25 Jul 2019 A Cause for Celebration?
“A celebration. A protest. A party. A place to take up space. An opportunity to don our finest and shiniest. A chance to recognize how far we have come and reflect on where we need to go from here.” This is how the Vancouver Pride Society, the organizers of the Vancouver pride parade, describe their upcoming signature event.
The purpose of the pride parade is to celebrate homosexuality and transgenderism. In other policy reports and blog posts, ARPA Canada has explained how such views of sexuality and gender contravene God’s good purposes for men and women. Scripture is replete with passages that define marriage as the union between a man and a woman and that outline a proper respect and love for one’s body.
Not only are the core values of the LGBTQ movement contrary to Scripture, but their rhetoric and actions are hypocritical as well.
For instance, the pride parade event advertisement not only describes the event but extends a seemingly inclusive invitation, saying, “Whatever your reason, we invite you and yours to the 2019 Vancouver Pride Parade.”
Unless you and yours represent the University of British Columbia, the Vancouver Police Department, or the Vancouver Public Library – these organizations have been barred from being represented at the pride parade.
UBC and the Vancouver Public Library have both been barred from the parade because they hosted transgender speaker Jenn Smith and feminist speaker Megan Murphy, respectively. Both of these speakers were deemed by the Vancouver Pride Society as being “transphobic.” The Vancouver Police Department has also been banned from marching in uniform, not because Vancouver policemen have done anything specifically to anger the LGBTQ community, but simply because they are policemen. Apparently, members of the LGBTQ community feel uncomfortable with a highly visible police presence (despite the fact that the purpose of policemen is to make people feel safe), and this discomfort is enough to ban the police’s overt participation in the parade.
“These marching bans clearly demonstrate a deep hypocrisy in the LGBTQ community”
These marching bans clearly demonstrate a deep hypocrisy by some within the LGBTQ community; they require others to accept them for “who they are” yet they themselves refuse to accept other people for “who they are.” They will not tolerate any public disagreement or debate on their sexuality or gender. Over 60,000 students attend UBC, yet hosting a single controversial speaker disqualifies the entire establishment from being represented in the pride parade.
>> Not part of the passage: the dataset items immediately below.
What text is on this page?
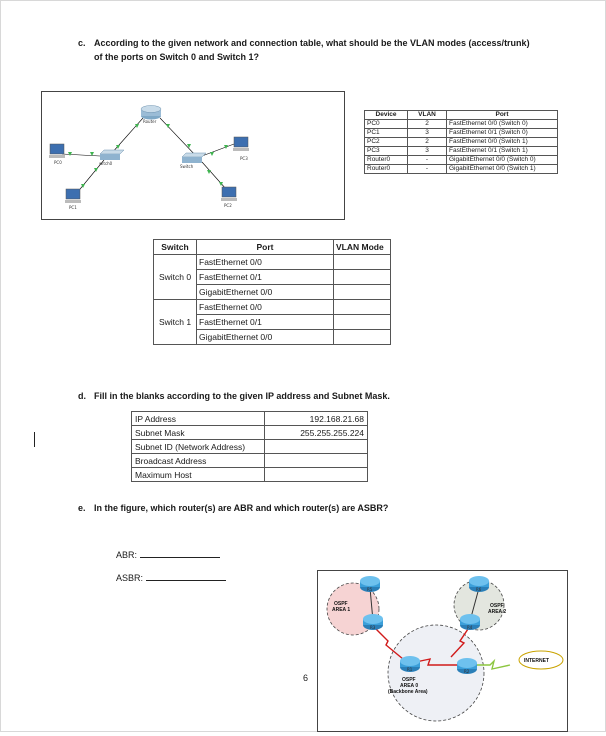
c. According to the given network and connection table, what should be the VLAN modes (access/trunk)
of the ports on Switch 0 and Switch 1?
Router
witch0
Switch
PC0
PC1	PC2
PC3
Device	VLAN	Port
PC0	2	FastEthernet 0/0 (Switch 0)
PC1	3	FastEthernet 0/1 (Switch 0)
PC2	2	FastEthernet 0/0 (Switch 1)
PC3	3	FastEthernet 0/1 (Switch 1)
Router0	-	GigabitEthernet 0/0 (Switch 0)
Router0	-	GigabitEthernet 0/0 (Switch 1)
Switch	Port	VLAN Mode
Switch 0	FastEthernet 0/0	
	FastEthernet 0/1	
	GigabitEthernet 0/0	
Switch 1	FastEthernet 0/0	
	FastEthernet 0/1	
	GigabitEthernet 0/0	
d. Fill in the blanks according to the given IP address and Subnet Mask.
IP Address	192.168.21.68
Subnet Mask	255.255.255.224
Subnet ID (Network Address)	
Broadcast Address	
Maximum Host	
e. In the figure, which router(s) are ABR and which router(s) are ASBR?
ABR:
ASBR:
6
R5
R3
R6
R4
R1	R2
OSPF
AREA 1
OSPF
AREA 2
OSPF
AREA 0
(Backbone Area)
INTERNET
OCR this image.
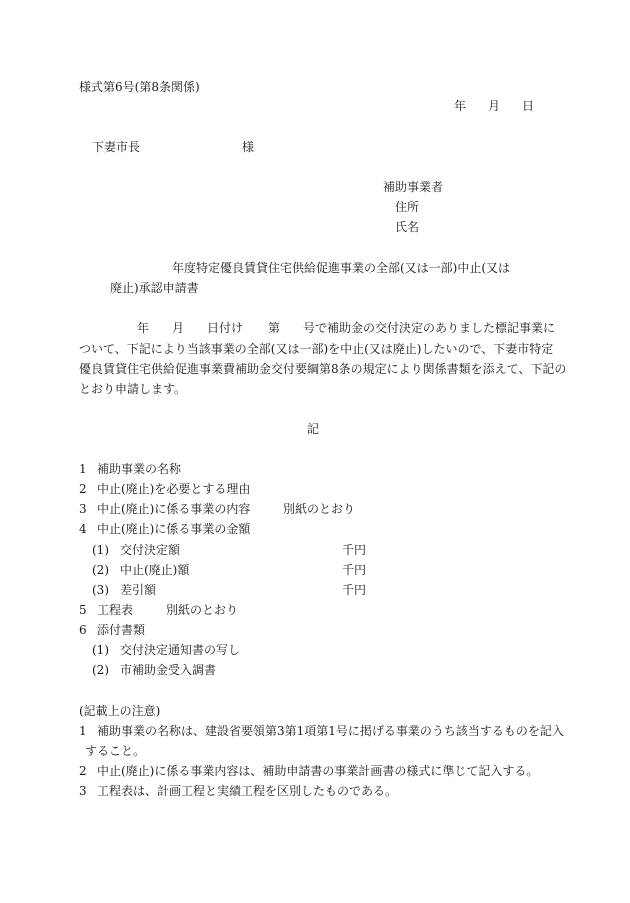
様式第6号(第8条関係)
年 月 日
下妻市長	様
補助事業者
住所
氏名
年度特定優良賃貸住宅供給促進事業の全部(又は一部)中止(又は
廃止)承認申請書
年 月 日付け 第 号で補助金の交付決定のありました標記事業に
ついて、下記により当該事業の全部(又は一部)を中止(又は廃止)したいので、下妻市特定
優良賃貸住宅供給促進事業費補助金交付要綱第8条の規定により関係書類を添えて、下記の
とおり申請します。
記
1 補助事業の名称
2 中止(廃止)を必要とする理由
3 中止(廃止)に係る事業の内容	別紙のとおり
4 中止(廃止)に係る事業の金額
(1) 交付決定額	千円
(2) 中止(廃止)額	千円
(3) 差引額	千円
5 工程表	別紙のとおり
6 添付書類
(1) 交付決定通知書の写し
(2) 市補助金受入調書
(記載上の注意)
1 補助事業の名称は、建設省要領第3第1項第1号に掲げる事業のうち該当するものを記入
すること。
2 中止(廃止)に係る事業内容は、補助申請書の事業計画書の様式に準じて記入する。
3 工程表は、計画工程と実績工程を区別したものである。
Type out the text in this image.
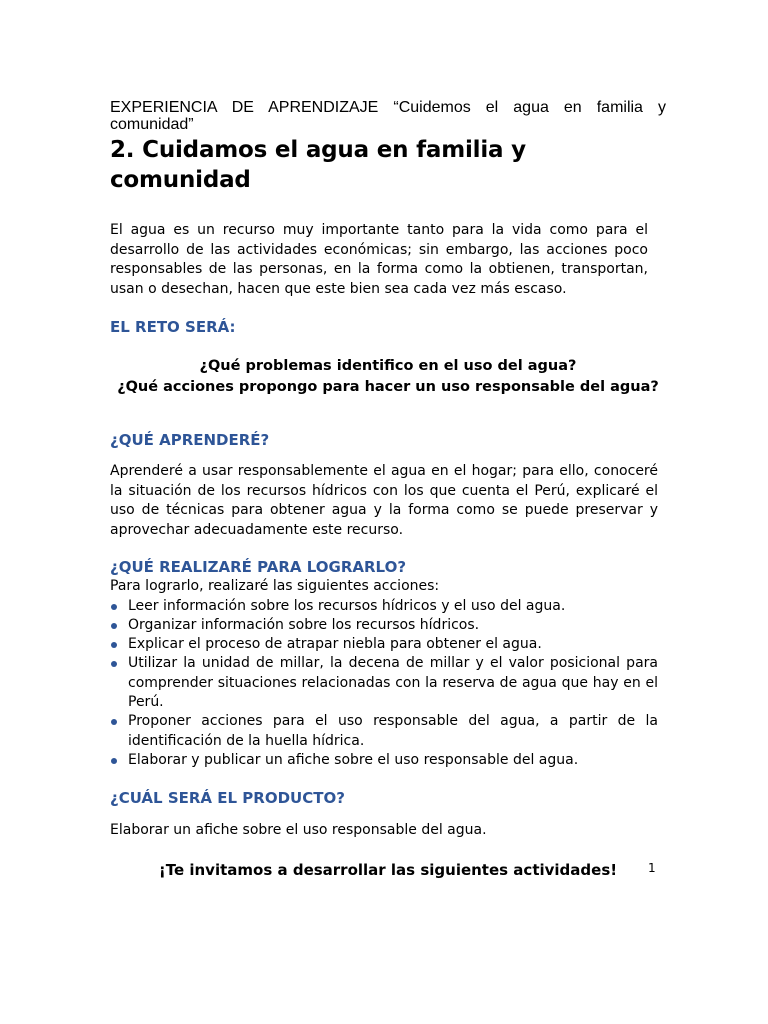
EXPERIENCIA DE APRENDIZAJE “Cuidemos el agua en familia y

comunidad”

2. Cuidamos el agua en familia y comunidad

El agua es un recurso muy importante tanto para la vida como para el desarrollo de las actividades económicas; sin embargo, las acciones poco responsables de las personas, en la forma como la obtienen, transportan, usan o desechan, hacen que este bien sea cada vez más escaso.

EL RETO SERÁ:
¿Qué problemas identifico en el uso del agua?
¿Qué acciones propongo para hacer un uso responsable del agua?
¿QUÉ APRENDERÉ?

Aprenderé a usar responsablemente el agua en el hogar; para ello, conoceré la situación de los recursos hídricos con los que cuenta el Perú, explicaré el uso de técnicas para obtener agua y la forma como se puede preservar y aprovechar adecuadamente este recurso.

¿QUÉ REALIZARÉ PARA LOGRARLO?

Para lograrlo, realizaré las siguientes acciones:

Leer información sobre los recursos hídricos y el uso del agua.
Organizar información sobre los recursos hídricos.
Explicar el proceso de atrapar niebla para obtener el agua.
Utilizar la unidad de millar, la decena de millar y el valor posicional para comprender situaciones relacionadas con la reserva de agua que hay en el Perú.
Proponer acciones para el uso responsable del agua, a partir de la identificación de la huella hídrica.
Elaborar y publicar un afiche sobre el uso responsable del agua.
¿CUÁL SERÁ EL PRODUCTO?

Elaborar un afiche sobre el uso responsable del agua.

¡Te invitamos a desarrollar las siguientes actividades!	1
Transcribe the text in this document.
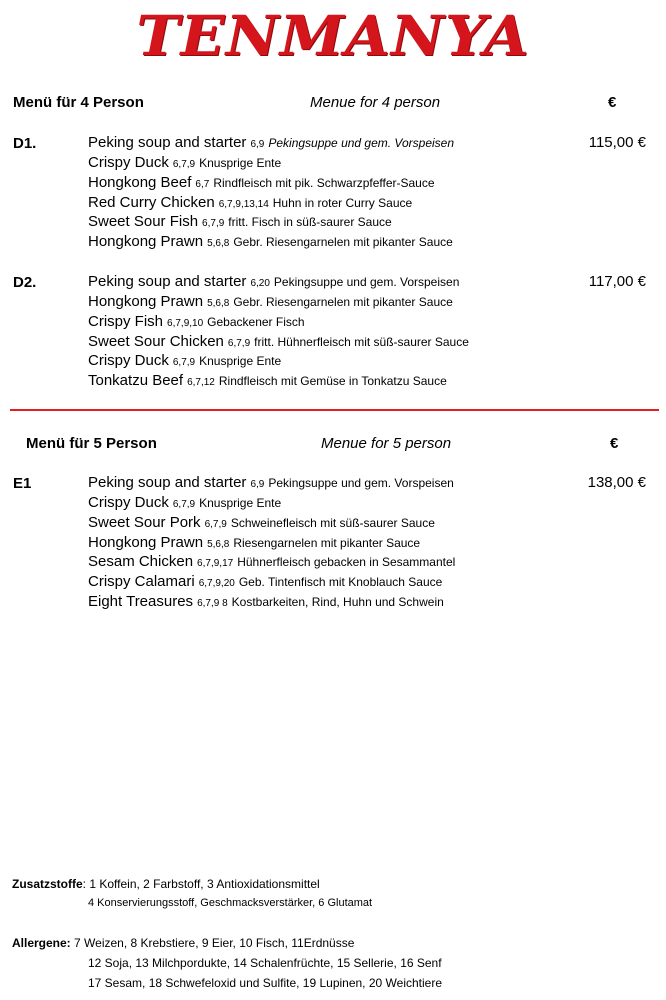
TENMANYA
Menü für 4 Person	Menue for 4 person	€
D1.	115,00 €
Peking soup and starter 6,9 Pekingsuppe und gem. Vorspeisen
Crispy Duck 6,7,9 Knusprige Ente
Hongkong Beef 6,7 Rindfleisch mit pik. Schwarzpfeffer-Sauce
Red Curry Chicken 6,7,9,13,14 Huhn in roter Curry Sauce
Sweet Sour Fish 6,7,9 fritt. Fisch in süß-saurer Sauce
Hongkong Prawn 5,6,8 Gebr. Riesengarnelen mit pikanter Sauce
D2.	117,00 €
Peking soup and starter 6,20 Pekingsuppe und gem. Vorspeisen
Hongkong Prawn 5,6,8 Gebr. Riesengarnelen mit pikanter Sauce
Crispy Fish 6,7,9,10 Gebackener Fisch
Sweet Sour Chicken 6,7,9 fritt. Hühnerfleisch mit süß-saurer Sauce
Crispy Duck 6,7,9 Knusprige Ente
Tonkatzu Beef 6,7,12 Rindfleisch mit Gemüse in Tonkatzu Sauce
Menü für 5 Person	Menue for 5 person	€
E1	138,00 €
Peking soup and starter 6,9 Pekingsuppe und gem. Vorspeisen
Crispy Duck 6,7,9 Knusprige Ente
Sweet Sour Pork 6,7,9 Schweinefleisch mit süß-saurer Sauce
Hongkong Prawn 5,6,8 Riesengarnelen mit pikanter Sauce
Sesam Chicken 6,7,9,17 Hühnerfleisch gebacken in Sesammantel
Crispy Calamari 6,7,9,20 Geb. Tintenfisch mit Knoblauch Sauce
Eight Treasures 6,7,9 8 Kostbarkeiten, Rind, Huhn und Schwein
Zusatzstoffe: 1 Koffein, 2 Farbstoff, 3 Antioxidationsmittel
4 Konservierungsstoff, Geschmacksverstärker, 6 Glutamat
Allergene: 7 Weizen, 8 Krebstiere, 9 Eier, 10 Fisch, 11Erdnüsse
12 Soja, 13 Milchpordukte, 14 Schalenfrüchte, 15 Sellerie, 16 Senf
17 Sesam, 18 Schwefeloxid und Sulfite, 19 Lupinen, 20 Weichtiere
The very fact of wearing their uniform precludes a police officer from marching in the parade.
J. P. Moreland, writing on a different yet related topic, sheds light on why this hypocrisy exists: some within the LGBTQ community (and wider secular community) holds to a “contemporary view of tolerance” which proclaims “it’s wrong to say that there are moral duties that should be imposed on everyone, and we all have a moral duty to be tolerant.” See the inherent contradiction?
A “classical definition of tolerance,” which is much more akin to the Christian notion of tolerance promoted by Moreland, holds that, “even though someone disapproves of another’s important moral beliefs and practices, he or she will not inappropriately interfere with them by, for example, silencing speech and refusing to allow the person to contend for his or her views in public.” This is why, although we oppose the pride parade, we do not support blocking or disturbing the parade; the LGBTQ community has the right to peacefully express their views (though, to be clear, this should not include government funding and certainly does not include the right to violate the criminal law prohibiting public nudity and indecent acts).
Using their contemporary view of tolerance, some voices within the LGBTQ community try to discredit and silence others who question their identity or the morality of their movement. Simply host a controversial speaker and you’ll be blacklisted from the pride parade.
Doesn’t sound like a cause for “a celebration” to me.